The transmission is clean. The work has had substantial East Asian reception — Korean Sǒngnihak read it as a Mid-Míng resource for anti-Yáng-míng ZhūXī defence; Japanese Shushigaku similarly. Within twentieth-century Chinese intellectual history, Luó has been substantially elevated by the qì-philosophy revisionism of Hóu Wàilú, Hóu Wàilú’s school, and Mou Tsung-san.
The bibliographic record: Míng shǐ yìwén zhì; Wényuāngé shūmù; SKQS Zǐbù — Rújiā lèi. Modern critical text: Wāng Lǎnfēng 汪闌芳, Kùnzhī jì jiào shì 困知記校釋 (Zhōnghuá Shūjú, 1990).
Translations and research
- Irene Bloom, Knowledge Painfully Acquired: The K’un-chih chi by Lo Ch’in-shun, Columbia University Press, 1987. The standard complete English translation, with extensive critical apparatus and the major Western critical study.
- Mou Tsung-san 牟宗三, Cóng Lù Xiàng-shān dào Liú Jǐ-shān 從陸象山到劉蕺山, 1979 — major Chinese-language treatment of Luó in the Lǐxué-historical line.
- Hóu Wàilú 侯外廬 et al., Sòng-Míng Lǐ-xué shǐ — substantial chapter on Luó.
- Wáng Yáng-míng’s Chuán xí lù 傳習錄 contains parallel materials to the fù-lù discussion-letters.
Other points of interest
Luó Qīnshùn’s qì monism — the position that lǐ is the inner-pattern of qì not separable from it — anticipates by a century Wáng Fūzhī’s foundational early-Qīng qì-philosophy. The Mid-Míng intellectual history of Lǐxué / xīnxué / qì-monism is methodologically tripartite, with Luó as the qì pole.

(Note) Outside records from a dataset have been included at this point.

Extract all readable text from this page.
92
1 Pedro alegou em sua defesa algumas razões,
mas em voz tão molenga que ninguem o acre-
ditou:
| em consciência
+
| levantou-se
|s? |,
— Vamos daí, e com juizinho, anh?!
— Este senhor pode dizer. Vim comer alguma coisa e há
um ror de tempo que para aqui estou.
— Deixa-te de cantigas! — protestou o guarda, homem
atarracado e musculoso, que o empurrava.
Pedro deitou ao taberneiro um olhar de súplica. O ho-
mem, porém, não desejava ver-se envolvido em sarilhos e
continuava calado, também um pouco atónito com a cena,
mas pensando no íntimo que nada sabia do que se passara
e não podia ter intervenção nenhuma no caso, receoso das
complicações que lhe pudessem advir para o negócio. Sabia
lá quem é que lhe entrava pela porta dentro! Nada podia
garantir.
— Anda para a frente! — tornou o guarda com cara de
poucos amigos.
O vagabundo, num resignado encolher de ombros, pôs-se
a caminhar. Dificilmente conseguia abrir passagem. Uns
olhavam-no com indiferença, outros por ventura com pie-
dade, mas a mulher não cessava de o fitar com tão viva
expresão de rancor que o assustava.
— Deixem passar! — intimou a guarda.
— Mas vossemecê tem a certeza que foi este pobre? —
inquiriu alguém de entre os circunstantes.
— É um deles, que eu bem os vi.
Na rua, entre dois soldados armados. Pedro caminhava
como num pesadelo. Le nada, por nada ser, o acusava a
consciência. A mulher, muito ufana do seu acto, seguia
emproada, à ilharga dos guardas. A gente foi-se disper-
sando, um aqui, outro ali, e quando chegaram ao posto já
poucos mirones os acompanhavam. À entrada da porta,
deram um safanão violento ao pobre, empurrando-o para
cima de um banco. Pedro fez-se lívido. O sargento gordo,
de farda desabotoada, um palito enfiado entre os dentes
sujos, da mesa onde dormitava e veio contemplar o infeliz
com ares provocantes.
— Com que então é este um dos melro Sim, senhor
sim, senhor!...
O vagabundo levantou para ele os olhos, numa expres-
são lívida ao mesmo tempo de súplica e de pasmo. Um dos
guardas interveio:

The fùlù discussion-letters with Wáng Yángmíng are among the most substantive Mid-Míng philosophical exchanges, comparable to the ZhūLù Éhú meeting (1175) in their bearing on the foundational metaphysical disagreement.
Links
- Míng shǐ j. 282 (Rúlín zhuàn / Luó Qīnshùn).
- Wáng Yángmíng, Chuán xí lù 傳習錄 (the polemical context).